I would love to give a copy of You Are Free away. Leave a comment and I will randomly draw a winner! You can leave a comment on WordPress, FB, Instagram, or Twitter.
“Jesus’ love will hunt you down until you land on your knees. It knows no bounds; it cannot stop, in spite of all our kicking and screaming. It will lift your head and cradle your heart. It will remind you who you were before all the running. His love will bring you back to life. Jesus set you free to receive his love, and you are free to love others with the same ferocity. Walk in that freedom.” -Rebekah Lyons
7 thoughts on “Have you ever found true freedom? (and my first give-away)”
Thanks for the honesty in this post! What a journey to discover our own voice and not compare it with others.
Great Post. I would love to read the book!
Jen, I resonate with these feelings and being a cancer survivor now, I want to leave a life more like you describe. Freedom to be who Christ has made me and it’s been a time of discovery over the last several months. Thank you for sharing from your heart always.
Michelle – I’m a fellow Cancer Survivor as well!

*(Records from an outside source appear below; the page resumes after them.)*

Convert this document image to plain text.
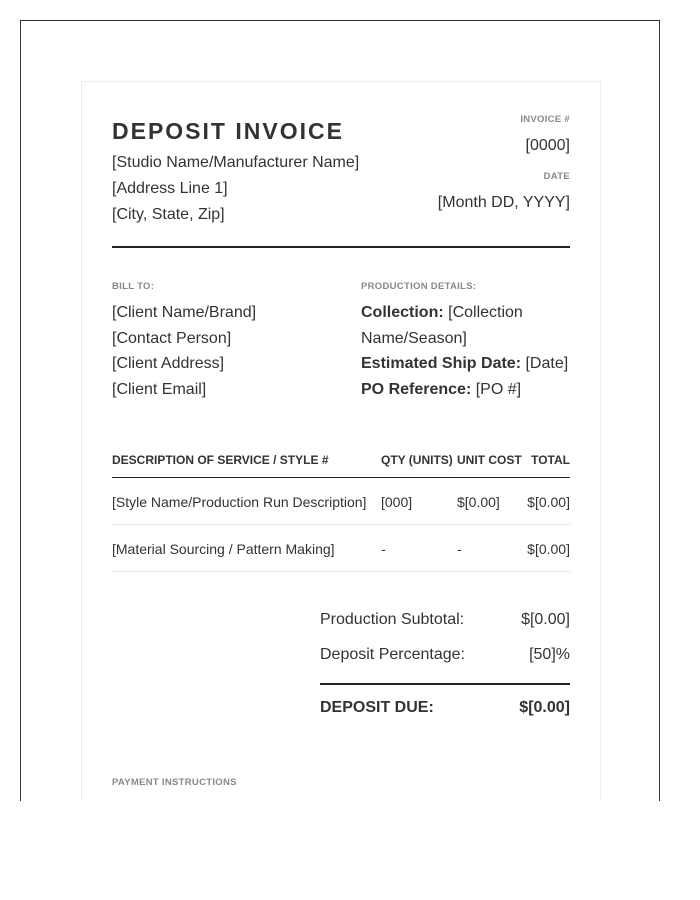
DEPOSIT INVOICE
[Studio Name/Manufacturer Name]
[Address Line 1]
[City, State, Zip]
INVOICE #
[0000]
DATE
[Month DD, YYYY]
BILL TO:
[Client Name/Brand]
[Contact Person]
[Client Address]
[Client Email]
PRODUCTION DETAILS:
Collection: [Collection
Name/Season]
Estimated Ship Date: [Date]
PO Reference: [PO #]
DESCRIPTION OF SERVICE / STYLE #	QTY (UNITS) UNIT COST TOTAL
[Style Name/Production Run Description] [000]	$[0.00] $[0.00]
[Material Sourcing / Pattern Making]	-	-	$[0.00]
Production Subtotal:	$[0.00]
Deposit Percentage:	[50]%
DEPOSIT DUE:	$[0.00]
PAYMENT INSTRUCTIONS
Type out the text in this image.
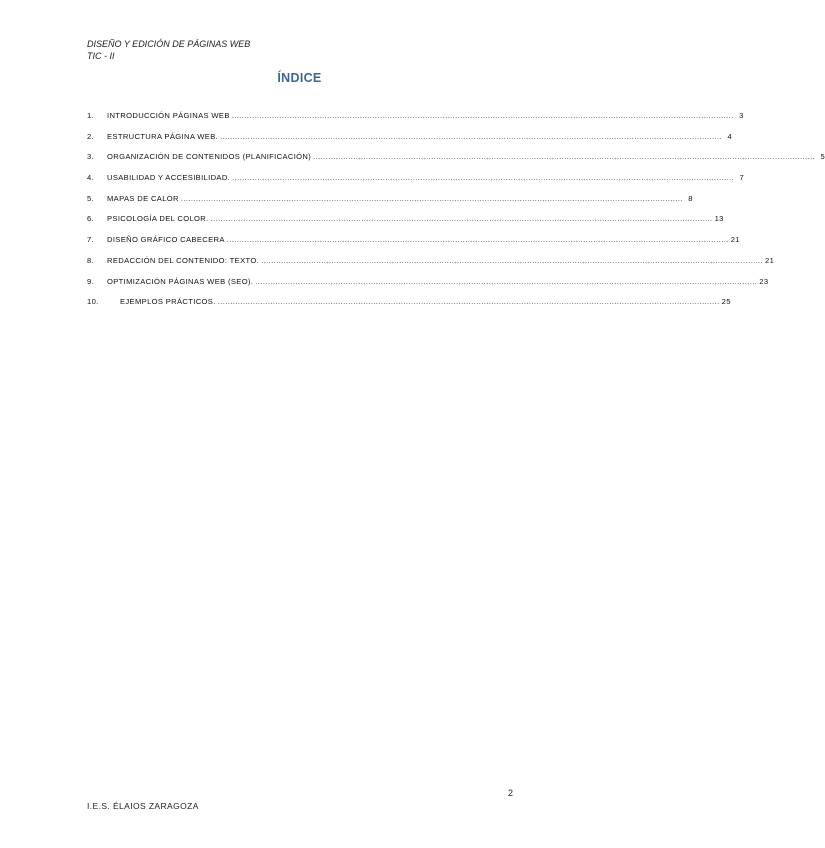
DISEÑO Y EDICIÓN DE PÁGINAS WEB
TIC - II
ÍNDICE
1.	INTRODUCCIÓN PÁGINAS WEB ........................................................................................................................................................................................................ 3
2.	ESTRUCTURA PÁGINA WEB. ........................................................................................................................................................................................................ 4
3.	ORGANIZACIÓN DE CONTENIDOS (PLANIFICACIÓN) ........................................................................................................................................................................................................ 5
4.	USABILIDAD Y ACCESIBILIDAD. ........................................................................................................................................................................................................ 7
5.	MAPAS DE CALOR ........................................................................................................................................................................................................ 8
6.	PSICOLOGÍA DEL COLOR. ........................................................................................................................................................................................................ 13
7.	DISEÑO GRÁFICO CABECERA ........................................................................................................................................................................................................ 21
8.	REDACCIÓN DEL CONTENIDO: TEXTO. ........................................................................................................................................................................................................ 21
9.	OPTIMIZACIÓN PÁGINAS WEB (SEO). ........................................................................................................................................................................................................ 23
10.	EJEMPLOS PRÁCTICOS. ........................................................................................................................................................................................................ 25
2
I.E.S. ÉLAIOS ZARAGOZA
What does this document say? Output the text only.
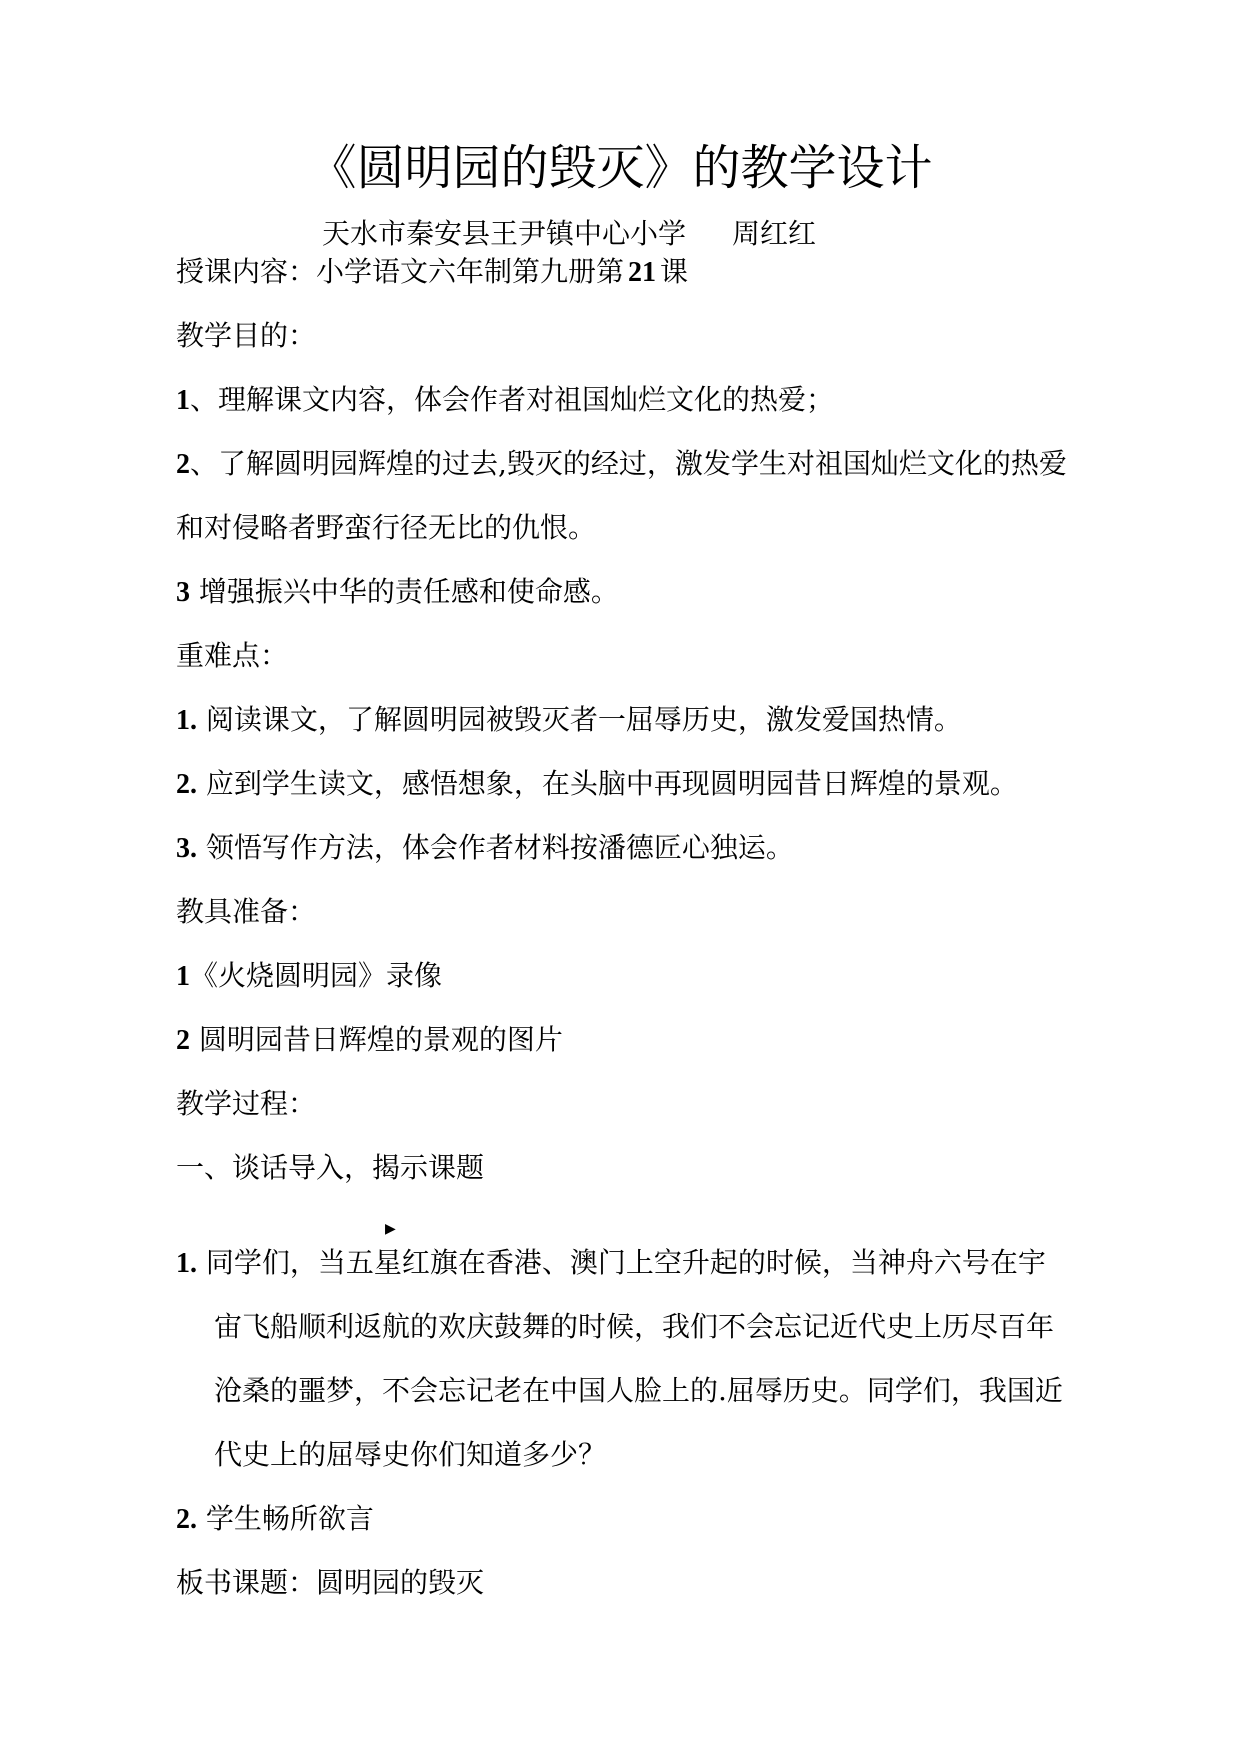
《圆明园的毁灭》的教学设计
天水市秦安县王尹镇中心小学 周红红
授课内容：小学语文六年制第九册第 21 课
教学目的：
1、理解课文内容，体会作者对祖国灿烂文化的热爱；
2、了解圆明园辉煌的过去,毁灭的经过，激发学生对祖国灿烂文化的热爱
和对侵略者野蛮行径无比的仇恨。
3 增强振兴中华的责任感和使命感。
重难点：
1. 阅读课文，了解圆明园被毁灭者一屈辱历史，激发爱国热情。
2. 应到学生读文，感悟想象，在头脑中再现圆明园昔日辉煌的景观。
3. 领悟写作方法，体会作者材料按潘德匠心独运。
教具准备：
1《火烧圆明园》录像
2 圆明园昔日辉煌的景观的图片
教学过程：
一、谈话导入，揭示课题
▶
1. 同学们，当五星红旗在香港、澳门上空升起的时候，当神舟六号在宇
宙飞船顺利返航的欢庆鼓舞的时候，我们不会忘记近代史上历尽百年
沧桑的噩梦，不会忘记老在中国人脸上的.屈辱历史。同学们，我国近
代史上的屈辱史你们知道多少？
2. 学生畅所欲言
板书课题：圆明园的毁灭
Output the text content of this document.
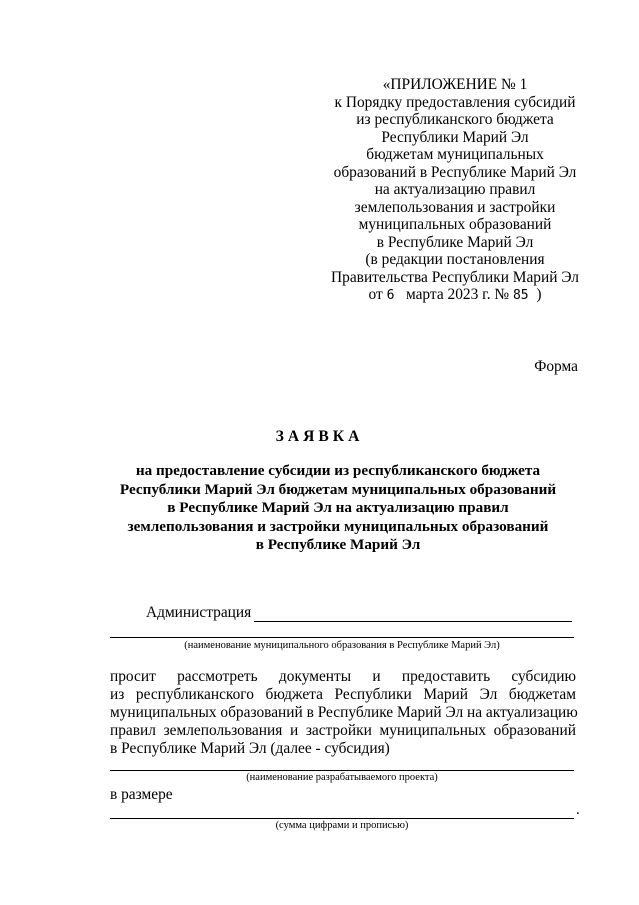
«ПРИЛОЖЕНИЕ № 1
к Порядку предоставления субсидий
из республиканского бюджета
Республики Марий Эл
бюджетам муниципальных
образований в Республике Марий Эл
на актуализацию правил
землепользования и застройки
муниципальных образований
в Республике Марий Эл
(в редакции постановления
Правительства Республики Марий Эл
от 6 марта 2023 г. № 85 )
Форма
ЗАЯВКА
на предоставление субсидии из республиканского бюджета
Республики Марий Эл бюджетам муниципальных образований
в Республике Марий Эл на актуализацию правил
землепользования и застройки муниципальных образований
в Республике Марий Эл
Администрация
(наименование муниципального образования в Республике Марий Эл)
просит рассмотреть документы и предоставить субсидию
из республиканского бюджета Республики Марий Эл бюджетам
муниципальных образований в Республике Марий Эл на актуализацию
правил землепользования и застройки муниципальных образований
в Республике Марий Эл (далее - субсидия)
(наименование разрабатываемого проекта)
в размере
.
(сумма цифрами и прописью)
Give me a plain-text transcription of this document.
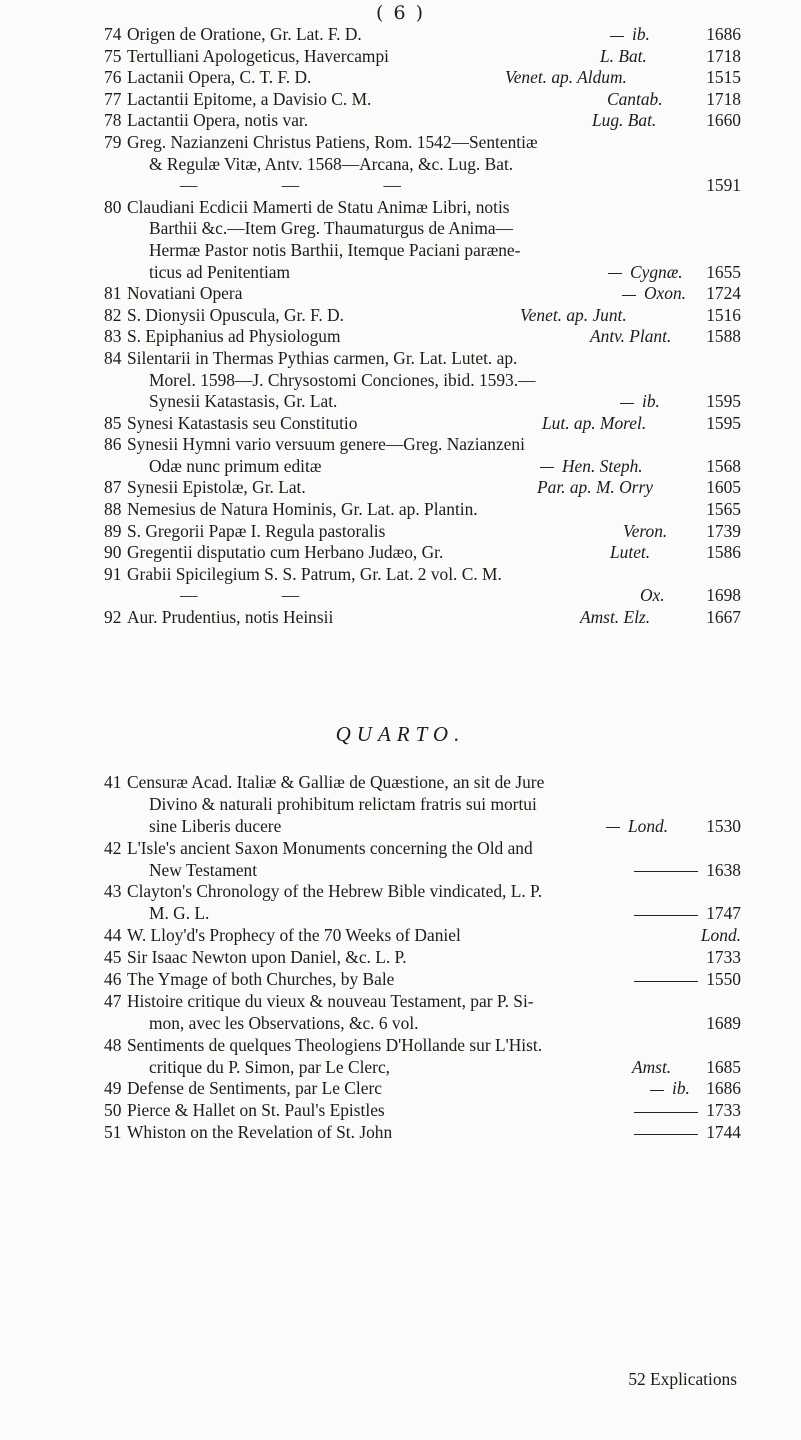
( 6 )
74 Origen de Oratione, Gr. Lat. F. D.	ib.	1686
75 Tertulliani Apologeticus, Havercampi	L. Bat.	1718
76 Lactanii Opera, C. T. F. D.	Venet. ap. Aldum.	1515
77 Lactantii Epitome, a Davisio C. M.	Cantab.	1718
78 Lactantii Opera, notis var.	Lug. Bat.	1660
79 Greg. Nazianzeni Christus Patiens, Rom. 1542—Sententiæ
& Regulæ Vitæ, Antv. 1568—Arcana, &c. Lug. Bat.
— — —	1591
80 Claudiani Ecdicii Mamerti de Statu Animæ Libri, notis
Barthii &c.—Item Greg. Thaumaturgus de Anima—
Hermæ Pastor notis Barthii, Itemque Paciani paræne-
ticus ad Penitentiam	Cygnæ. 1655
81 Novatiani Opera	Oxon. 1724
82 S. Dionysii Opuscula, Gr. F. D.	Venet. ap. Junt.	1516
83 S. Epiphanius ad Physiologum	Antv. Plant. 1588
84 Silentarii in Thermas Pythias carmen, Gr. Lat. Lutet. ap.
Morel. 1598—J. Chrysostomi Conciones, ibid. 1593.—
Synesii Katastasis, Gr. Lat.	ib.	1595
85 Synesi Katastasis seu Constitutio	Lut. ap. Morel.	1595
86 Synesii Hymni vario versuum genere—Greg. Nazianzeni
Odæ nunc primum editæ	Hen. Steph.	1568
87 Synesii Epistolæ, Gr. Lat.	Par. ap. M. Orry	1605
88 Nemesius de Natura Hominis, Gr. Lat. ap. Plantin.	1565
89 S. Gregorii Papæ I. Regula pastoralis	Veron. 1739
90 Gregentii disputatio cum Herbano Judæo, Gr.	Lutet.	1586
91 Grabii Spicilegium S. S. Patrum, Gr. Lat. 2 vol. C. M.
— —	Ox. 1698
92 Aur. Prudentius, notis Heinsii	Amst. Elz.	1667
QUARTO.
41 Censuræ Acad. Italiæ & Galliæ de Quæstione, an sit de Jure
Divino & naturali prohibitum relictam fratris sui mortui
sine Liberis ducere	Lond. 1530
42 L'Isle's ancient Saxon Monuments concerning the Old and
New Testament	1638
43 Clayton's Chronology of the Hebrew Bible vindicated, L. P.
M. G. L.	1747
44 W. Lloy'd's Prophecy of the 70 Weeks of Daniel	Lond.
45 Sir Isaac Newton upon Daniel, &c. L. P.	1733
46 The Ymage of both Churches, by Bale	1550
47 Histoire critique du vieux & nouveau Testament, par P. Si-
mon, avec les Observations, &c. 6 vol.	1689
48 Sentiments de quelques Theologiens D'Hollande sur L'Hist.
critique du P. Simon, par Le Clerc,	Amst. 1685
49 Defense de Sentiments, par Le Clerc	ib. 1686
50 Pierce & Hallet on St. Paul's Epistles	1733
51 Whiston on the Revelation of St. John	1744
52 Explications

It just adds to the desire to live Free – I couldn’t agree more.
Thanks for your transparency Jen! I would love to read this book!
Jen how I miss you and your wisdom and truth. Thank you for being authentic and sharing. The pain, the fear, are so hard. It’s a long journey and I feel like I’ve been on it forever.
So I decided to give 3 books away instead of one! The winners are Wendy D., Stephanie Ball and Stephanie S.! Congratulations! Thank you to everyone who read and commented.